И стоило ему сказать про билеты, мне так уехать захотелось, что я едва не припустил бегом. Понятно, я полтора года без отпуска трубил и дальше Остра никуда не ездил, кроме как дней на пять, на бои. Понятно, я знал: там, куда мы полетим, вовсе не земля обетованная, нет там ни вечного блаженства, ни избавления, ни забытья, но я подумал так: должно же и у нас быть что-нибудь веселое в жизни?

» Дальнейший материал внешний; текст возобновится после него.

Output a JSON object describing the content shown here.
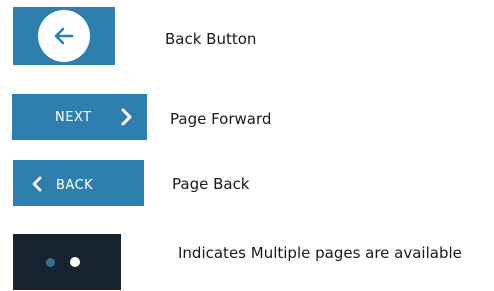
{
  "colors": {
    "button_blue": "#2e7fad",
    "dots_background": "#152430",
    "inactive_dot": "#3a6e90",
    "active_dot": "#ffffff"
  },
  "legend": [
    {
      "icon": "arrow-left-icon",
      "button_text": "",
      "description": "Back Button"
    },
    {
      "icon": "chevron-right-icon",
      "button_text": "NEXT",
      "description": "Page Forward"
    },
    {
      "icon": "chevron-left-icon",
      "button_text": "BACK",
      "description": "Page Back"
    },
    {
      "icon": "page-dots-icon",
      "button_text": "",
      "description": "Indicates Multiple pages are available",
      "total_dots": 2,
      "active_dot": 2
    }
  ]
}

Так что часом позже мы сидели в такси и мчались к Мишке за вещами, а после — ко мне, чтобы захватить мои; по дороге Мишка вытащил деньги, оставшиеся от тех восьми тысяч двухсот, и разделил их поровну, по восемьсот на брата. Потом мы поехали в аэропорт и пообедали в ресторане на втором этаже, но сперва отметились в парикмахерской на первом, где нам промыли волосы шампунем и уложили их под феном, а после привели в порядок ногти на руках, а перед самым отлетом Мишка сбегал в ресторан и вернулся с бутылкой коньяка, чтобы нам не скучать в самолете. Он купил еще одну, когда мы приземлились, и в такси — похоже вся наша молодость прошла в такси, — так вот, в такси, которое мы наняли, чтоб добраться до Ялты, он стал вытаскивать из карманов шоколадные конфеты, полные пригоршни. Так мы и ехали, поочередно прихлебывая коньяк, кругом была ночь, и горы высились во тьме по обе стороны дороги, а когда мы проезжали по щебенке, камни лупили в дифференциал машины так, что, казалось, вот-вот пробьют ее насквозь, а заодно и нас. На перевале таксист остановил машину, мы вылезли размять ноги и, стоя перед радиатором, допили коньяк, Мишка размахнулся и пустая бутылка полетела в темноту, мы снова сели в машину, и никогда больше я не был счастлив так, как тогда в такси вместе с ним.

III

Говорят, человека нельзя любить за что-то, так и я любил его не за то, что он был честным или добрым или храбрым, а за то, что он — это он. И что бы о нем не понаговорили после, было правдой меньше, чем наполовину, ведь судили о нем со слов Гириных, Сошиных, Штеренталей и прочей шушеры, а ведь не то, что они — мы, люди близкие не понимали его до конца. Ведь чего проще — сказать о человеке, что не было в нем твердых моральных устоев, как твердила потом Алла Афанасьевна, или, что он вел бездуховную жизнь, как обмолвился на прощанье Дмитрий Сергеевич обо мне самом. Ведь в жизни главное — найти свое предназначение, ведь не для всех же свет сошелся на филармониях да библиотеках, а ну-ка вспомните бравых ребят с киноэкранов, тех, кого играют Бельмондо и Брандо, а потом вообразите, хороши они бы были не с револьверами в руках, а с папкой для нот или тем же самым тубусом, причем не на минуту или две, а до скончания дней — тогда, может, поймете, каково это, когда при вас сила и напор, и смекалка, и сноровка, и расчет, и глазомер — короче, короче, качества, по другим временам может и украшающие вас, и с годами, верно, сходящие на нет, а до тех пор изводящие вас, помыкающие вами, как истеричка-жена, любимая до беспамятства. Такой публике во всем блюсти мораль да вести духовную-предуховную жизнь — все равно, что постричься в монахи или заделаться евнухами, а еще лучше постриг и оскопление сразу, чтобы прикончить наверняка. Потому что это означает отречься от тела, плоти, утихомирить, разбавить кровь, а вот этого мы не могли. Мы ведь были молодыми, понимаете?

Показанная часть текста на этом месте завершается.